Sayı : 504   **
Ribat Dergisi Aralık 2016

Yaşama(ya) Dair

Kadir Demirlenk

İbadetlerin Esası "Tezekkür ve Tefekkür"

  • 07 Ocak 2022
  • 653 Görüntülenme
  • 469. Sayı / 2022 Ocak



Kullukta ve özelde ibadetlerde bulunması gerekenler; ihlâs, samimiyet ve ihsan içerisinde olmaktır. Bunları sağlayan en önemli hasletlerde “tezekkür ve tefekkür” dür. Bu iki kavram, Kur’an’da çokça zikredilen ve bizlerin de her daim kendileriyle hemhal olmamız istenen şuurluluk halidir. Tezekkür ve tefekkürün mahalli akıl ve kalptir. Aklın ve kalbin yaratılışına uygun olarak işlevini yerine getirmeleri; tezekkür, tefekkür, tedebbür, tefegguh, teakkul olarak ortaya çıkmaktadır. Bundan dolayı tezekkür ve tefekkür aklın ibadeti olarak da görülmüştür.

 

 

“Tezekkür ve tefekkür” Kulluk ve ibadetin özüdür, aynı zamanda ibadetlerin olmazsa olmaz unsurlarıdır. Rabbimiz katında ibadetlerin değerini belirleyen, Mahşer günü amellerin ölçüleceği ve değerlendirmeye tabi tutulacağı kıstaslardandır. Onun için ibadetler öncesinde ve ibadetler esnasında dikkat edilecek amellerin başında gelir.

 

 

“Bilesiniz ki gönüller ancak Allah’ı zikrederek huzura kavuşur.” (Ra’d, 13/28)
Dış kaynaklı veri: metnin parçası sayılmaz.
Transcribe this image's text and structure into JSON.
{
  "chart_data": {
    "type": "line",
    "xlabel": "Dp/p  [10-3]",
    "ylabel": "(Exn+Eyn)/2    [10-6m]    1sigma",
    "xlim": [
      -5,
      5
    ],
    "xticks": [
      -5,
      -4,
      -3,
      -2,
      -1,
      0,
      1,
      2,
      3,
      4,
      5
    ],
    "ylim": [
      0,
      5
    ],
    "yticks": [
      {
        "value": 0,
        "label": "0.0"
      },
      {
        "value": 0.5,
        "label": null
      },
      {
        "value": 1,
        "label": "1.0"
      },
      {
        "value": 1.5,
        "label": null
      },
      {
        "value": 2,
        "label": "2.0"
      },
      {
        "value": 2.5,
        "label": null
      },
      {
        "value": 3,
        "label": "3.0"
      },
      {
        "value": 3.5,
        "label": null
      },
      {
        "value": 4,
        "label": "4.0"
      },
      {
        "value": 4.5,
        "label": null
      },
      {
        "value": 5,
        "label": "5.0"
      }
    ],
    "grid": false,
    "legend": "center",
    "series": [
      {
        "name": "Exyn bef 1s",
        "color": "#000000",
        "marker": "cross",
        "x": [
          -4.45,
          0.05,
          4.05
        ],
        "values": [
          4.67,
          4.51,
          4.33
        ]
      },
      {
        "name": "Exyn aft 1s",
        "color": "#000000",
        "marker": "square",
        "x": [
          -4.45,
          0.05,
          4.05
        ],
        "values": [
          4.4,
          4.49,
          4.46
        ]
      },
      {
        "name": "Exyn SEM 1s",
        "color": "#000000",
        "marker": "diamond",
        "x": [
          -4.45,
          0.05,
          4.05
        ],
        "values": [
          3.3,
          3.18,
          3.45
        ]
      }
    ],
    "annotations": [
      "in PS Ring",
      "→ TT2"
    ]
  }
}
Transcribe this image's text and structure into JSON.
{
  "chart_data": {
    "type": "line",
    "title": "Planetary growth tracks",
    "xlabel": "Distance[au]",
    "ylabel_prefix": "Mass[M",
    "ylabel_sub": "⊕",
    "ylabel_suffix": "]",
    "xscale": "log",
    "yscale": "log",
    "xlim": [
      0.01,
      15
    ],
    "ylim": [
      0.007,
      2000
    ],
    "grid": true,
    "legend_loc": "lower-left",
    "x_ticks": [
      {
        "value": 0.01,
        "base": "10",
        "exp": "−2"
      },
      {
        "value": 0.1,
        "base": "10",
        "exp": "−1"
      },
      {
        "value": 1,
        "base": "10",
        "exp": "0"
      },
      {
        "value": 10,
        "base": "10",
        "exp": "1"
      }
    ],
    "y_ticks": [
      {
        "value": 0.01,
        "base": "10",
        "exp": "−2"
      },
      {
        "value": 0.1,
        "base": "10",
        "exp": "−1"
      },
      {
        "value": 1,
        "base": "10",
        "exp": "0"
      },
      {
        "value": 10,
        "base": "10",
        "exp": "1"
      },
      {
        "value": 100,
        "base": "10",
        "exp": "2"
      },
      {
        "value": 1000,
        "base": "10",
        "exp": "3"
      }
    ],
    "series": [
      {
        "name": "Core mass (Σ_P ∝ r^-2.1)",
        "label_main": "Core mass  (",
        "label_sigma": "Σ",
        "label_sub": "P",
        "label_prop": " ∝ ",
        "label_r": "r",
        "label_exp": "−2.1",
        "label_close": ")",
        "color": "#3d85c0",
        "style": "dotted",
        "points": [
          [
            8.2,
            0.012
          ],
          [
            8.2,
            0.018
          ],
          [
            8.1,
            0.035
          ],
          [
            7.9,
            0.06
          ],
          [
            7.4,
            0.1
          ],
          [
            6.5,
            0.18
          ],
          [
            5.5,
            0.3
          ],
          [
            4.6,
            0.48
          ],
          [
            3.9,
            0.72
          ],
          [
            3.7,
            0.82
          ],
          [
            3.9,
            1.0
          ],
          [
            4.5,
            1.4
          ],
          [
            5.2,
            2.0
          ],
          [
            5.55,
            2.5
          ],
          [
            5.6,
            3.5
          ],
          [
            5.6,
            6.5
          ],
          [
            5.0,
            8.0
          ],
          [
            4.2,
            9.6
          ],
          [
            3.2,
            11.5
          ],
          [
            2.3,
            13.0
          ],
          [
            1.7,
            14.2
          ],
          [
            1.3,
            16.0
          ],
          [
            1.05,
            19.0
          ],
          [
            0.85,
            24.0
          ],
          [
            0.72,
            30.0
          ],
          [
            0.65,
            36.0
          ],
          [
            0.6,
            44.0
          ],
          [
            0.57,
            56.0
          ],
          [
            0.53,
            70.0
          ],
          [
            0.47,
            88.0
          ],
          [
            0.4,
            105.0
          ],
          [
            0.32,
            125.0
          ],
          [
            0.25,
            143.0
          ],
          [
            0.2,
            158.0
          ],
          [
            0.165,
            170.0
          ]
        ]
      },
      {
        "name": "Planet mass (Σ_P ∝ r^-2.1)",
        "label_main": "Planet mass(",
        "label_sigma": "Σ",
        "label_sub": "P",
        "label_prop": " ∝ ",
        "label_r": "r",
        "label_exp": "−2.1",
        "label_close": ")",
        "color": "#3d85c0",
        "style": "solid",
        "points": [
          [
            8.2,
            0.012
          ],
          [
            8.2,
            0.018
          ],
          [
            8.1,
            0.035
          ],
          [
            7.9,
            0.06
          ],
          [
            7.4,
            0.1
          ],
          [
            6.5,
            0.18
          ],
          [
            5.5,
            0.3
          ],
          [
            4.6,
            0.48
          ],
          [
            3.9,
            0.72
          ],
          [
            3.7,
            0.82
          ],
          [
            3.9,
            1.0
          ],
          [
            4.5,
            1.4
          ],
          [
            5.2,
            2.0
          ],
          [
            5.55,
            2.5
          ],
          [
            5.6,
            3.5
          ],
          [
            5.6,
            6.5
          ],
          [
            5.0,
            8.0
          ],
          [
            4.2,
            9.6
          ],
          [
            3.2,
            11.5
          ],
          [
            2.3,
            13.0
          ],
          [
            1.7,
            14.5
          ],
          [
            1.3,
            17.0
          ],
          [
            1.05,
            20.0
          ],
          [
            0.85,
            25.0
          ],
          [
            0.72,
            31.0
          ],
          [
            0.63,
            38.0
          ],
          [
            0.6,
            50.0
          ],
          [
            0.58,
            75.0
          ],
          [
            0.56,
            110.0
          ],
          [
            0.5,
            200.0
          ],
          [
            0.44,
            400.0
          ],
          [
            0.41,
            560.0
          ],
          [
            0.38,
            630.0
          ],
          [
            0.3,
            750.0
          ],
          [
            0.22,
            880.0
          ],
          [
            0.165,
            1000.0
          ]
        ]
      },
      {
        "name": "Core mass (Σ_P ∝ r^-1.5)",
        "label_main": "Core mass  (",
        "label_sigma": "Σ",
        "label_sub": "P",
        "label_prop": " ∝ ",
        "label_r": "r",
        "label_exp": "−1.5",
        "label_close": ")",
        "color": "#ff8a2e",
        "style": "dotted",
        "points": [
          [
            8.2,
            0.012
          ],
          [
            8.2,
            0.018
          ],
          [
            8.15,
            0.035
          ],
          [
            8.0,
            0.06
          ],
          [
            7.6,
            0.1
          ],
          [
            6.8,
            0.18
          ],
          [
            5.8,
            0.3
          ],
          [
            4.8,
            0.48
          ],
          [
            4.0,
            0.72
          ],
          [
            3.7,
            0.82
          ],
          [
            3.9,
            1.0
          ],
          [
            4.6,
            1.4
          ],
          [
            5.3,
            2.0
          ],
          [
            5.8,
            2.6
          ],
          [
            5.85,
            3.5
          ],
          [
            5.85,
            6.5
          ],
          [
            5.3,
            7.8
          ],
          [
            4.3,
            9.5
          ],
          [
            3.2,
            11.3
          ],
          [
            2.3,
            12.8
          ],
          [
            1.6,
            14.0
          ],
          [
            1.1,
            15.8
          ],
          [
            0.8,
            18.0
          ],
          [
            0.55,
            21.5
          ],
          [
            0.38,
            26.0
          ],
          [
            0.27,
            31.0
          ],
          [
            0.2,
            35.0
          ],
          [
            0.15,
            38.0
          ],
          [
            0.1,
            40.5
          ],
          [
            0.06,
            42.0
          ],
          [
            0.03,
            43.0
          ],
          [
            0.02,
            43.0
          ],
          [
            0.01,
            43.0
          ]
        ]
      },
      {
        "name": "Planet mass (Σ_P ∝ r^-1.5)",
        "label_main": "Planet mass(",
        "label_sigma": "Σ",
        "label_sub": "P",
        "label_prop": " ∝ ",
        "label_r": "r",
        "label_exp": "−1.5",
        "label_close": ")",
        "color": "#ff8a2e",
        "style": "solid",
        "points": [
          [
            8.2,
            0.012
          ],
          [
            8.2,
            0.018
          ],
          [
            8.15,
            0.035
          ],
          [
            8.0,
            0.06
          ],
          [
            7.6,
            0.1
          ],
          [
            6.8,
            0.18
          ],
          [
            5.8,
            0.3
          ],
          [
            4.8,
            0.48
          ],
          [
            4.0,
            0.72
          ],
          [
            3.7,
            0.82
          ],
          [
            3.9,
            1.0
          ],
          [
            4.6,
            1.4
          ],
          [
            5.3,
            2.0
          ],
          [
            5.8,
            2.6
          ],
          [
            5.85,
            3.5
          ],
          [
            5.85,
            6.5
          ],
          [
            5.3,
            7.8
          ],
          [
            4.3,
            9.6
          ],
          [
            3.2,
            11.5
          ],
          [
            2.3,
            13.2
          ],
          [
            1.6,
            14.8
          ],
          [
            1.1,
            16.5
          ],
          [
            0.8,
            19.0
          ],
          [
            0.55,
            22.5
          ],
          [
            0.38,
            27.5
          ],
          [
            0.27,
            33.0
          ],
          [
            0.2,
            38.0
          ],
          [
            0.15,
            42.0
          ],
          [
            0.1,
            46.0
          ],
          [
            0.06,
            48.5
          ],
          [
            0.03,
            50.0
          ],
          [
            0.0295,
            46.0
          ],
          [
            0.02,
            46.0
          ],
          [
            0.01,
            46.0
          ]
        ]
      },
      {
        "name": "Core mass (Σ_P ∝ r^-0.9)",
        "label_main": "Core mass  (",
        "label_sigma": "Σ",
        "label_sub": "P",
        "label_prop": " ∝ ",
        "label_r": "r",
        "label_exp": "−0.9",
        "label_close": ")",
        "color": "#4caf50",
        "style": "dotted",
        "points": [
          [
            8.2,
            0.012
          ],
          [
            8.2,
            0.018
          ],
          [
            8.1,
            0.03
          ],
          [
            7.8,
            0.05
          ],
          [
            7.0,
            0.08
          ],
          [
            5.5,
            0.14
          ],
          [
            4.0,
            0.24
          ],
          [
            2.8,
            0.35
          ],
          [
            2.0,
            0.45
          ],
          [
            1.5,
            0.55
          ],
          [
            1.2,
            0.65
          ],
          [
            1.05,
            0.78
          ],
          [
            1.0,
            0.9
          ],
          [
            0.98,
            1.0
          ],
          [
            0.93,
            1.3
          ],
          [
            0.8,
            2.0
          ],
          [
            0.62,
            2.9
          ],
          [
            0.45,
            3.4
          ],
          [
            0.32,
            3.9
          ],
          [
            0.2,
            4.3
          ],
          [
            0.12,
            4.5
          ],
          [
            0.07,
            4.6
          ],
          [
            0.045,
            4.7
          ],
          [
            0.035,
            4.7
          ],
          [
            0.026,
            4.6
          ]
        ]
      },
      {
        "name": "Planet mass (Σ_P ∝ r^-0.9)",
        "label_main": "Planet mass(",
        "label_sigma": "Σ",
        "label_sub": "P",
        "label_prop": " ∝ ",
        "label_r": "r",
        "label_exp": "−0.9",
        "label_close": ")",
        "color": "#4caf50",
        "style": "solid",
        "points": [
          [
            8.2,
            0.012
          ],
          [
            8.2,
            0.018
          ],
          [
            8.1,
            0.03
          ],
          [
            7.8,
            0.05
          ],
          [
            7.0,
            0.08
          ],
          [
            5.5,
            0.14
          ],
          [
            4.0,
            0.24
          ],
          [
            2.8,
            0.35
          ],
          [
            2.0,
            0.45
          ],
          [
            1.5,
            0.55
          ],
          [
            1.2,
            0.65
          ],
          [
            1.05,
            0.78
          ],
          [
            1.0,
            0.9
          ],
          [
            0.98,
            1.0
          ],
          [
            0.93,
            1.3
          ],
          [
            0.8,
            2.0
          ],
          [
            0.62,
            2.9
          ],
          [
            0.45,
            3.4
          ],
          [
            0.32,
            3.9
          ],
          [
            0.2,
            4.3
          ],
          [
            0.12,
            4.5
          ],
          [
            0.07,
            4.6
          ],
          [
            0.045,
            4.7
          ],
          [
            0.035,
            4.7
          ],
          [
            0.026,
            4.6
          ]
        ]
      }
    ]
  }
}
Kullukta ve ibadetlerde bulunması gereken en önemli esaslar; niyet, ihlâs ve samimiyettir. Diğer bir ifade ile kulluk ve ibadetleri ihsan şuuru ile yapmaktır. Bu Rabbimizin kullarından isteğidir.

“(Rasûlüm!) Şüphesiz ki Kitab'ı sana hak olarak indirdik. O halde sen de dini Allah'a has kılarak kulluk et.” (Zümer, 39/2) “De ki: Bana, dini Allah'a hâlis kılarak O'na kulluk etmem emir olundu.” (Zümer, 39/11) Hz. Peygamber (sav) de “İhsan nedir?” sorusuna şöyle cevap vermiştir: “İhsan, Allah’ı görür gibi ibadet etmendir. Sen O’nu görmüyor olsan da O seni görmektedir…” (Buhari, “İman”,37)

O halde, kullukta ve özelde ibadetlerde bulunması gerekenler; ihlâs, samimiyet ve ihsan içerisinde olmaktır. Bunları sağlayan en önemli hasletlerde “tezekkür ve tefekkür” dür. Bu iki kavram, Kur’an’da çokça zikredilen ve bizlerin de her daim kendileriyle hemhal olmamız istenen şuurluluk halidir. Tezekkür ve tefekkürün mahalli akıl ve kalptir. Aklın ve kalbin yaratılışına uygun olarak işlevini yerine getirmeleri; tezekkür, tefekkür, tedebbür, tefegguh, teakkul olarak ortaya çıkmaktadır. Bundan dolayı tezekkür ve tefekkür aklın ibadeti olarak da görülmüştür.

Aklın ibadeti olarak ta kabul edilen “tezekkür ve tefekkür” başlı başına müstakil bir ibadet şeklidir. Kalbin ve aklın diri ve uyanık olma halidir. Rabbimize yakın olma vesilesidir. Hz. Peygamber (sav) şöyle buyurmuştur: “Rabbini zikreden kimse ile zikretmeyen kimsenin misali, diri ile ölünün misali gibidir.” (Buhârî, “Deavât”, 66) Önemine binaen Rabbimiz, zikrin çokça yapılmasını, zikirden yüz çevrilmemesi gerektiğini, mal ve evlatların kişileri zikirden alıkoymaması gibi hususlarda da uyarılar yapmaktadır. “Ey iman edenler! Mallarınız da çocuklarınız da sizi Allah’ı anmaktan alıkoymasın. Bunu yapanlar mutlaka hüsrana uğramışlardır.” (Münafikun, 63/9)

Özellikle kevni ayetlerin düşünülüp, tefekkür edilmesi; Rabbimizin yüceliğini ve büyüklüğünü, kâinattaki varlığa ikram, inam ve ihsanını, rahmet ve tecellilerini göstermesi açısından çok önemlidir. İnsanın yaratılışındaki mükemmeliyeti, acziyetini ve zayıflığını anlaması, yaşantısını ve durumunu düşünmesi, yüce yaratıcıya kul olmasını idrak etmesi anlamında da ayrı bir önem taşımaktadır.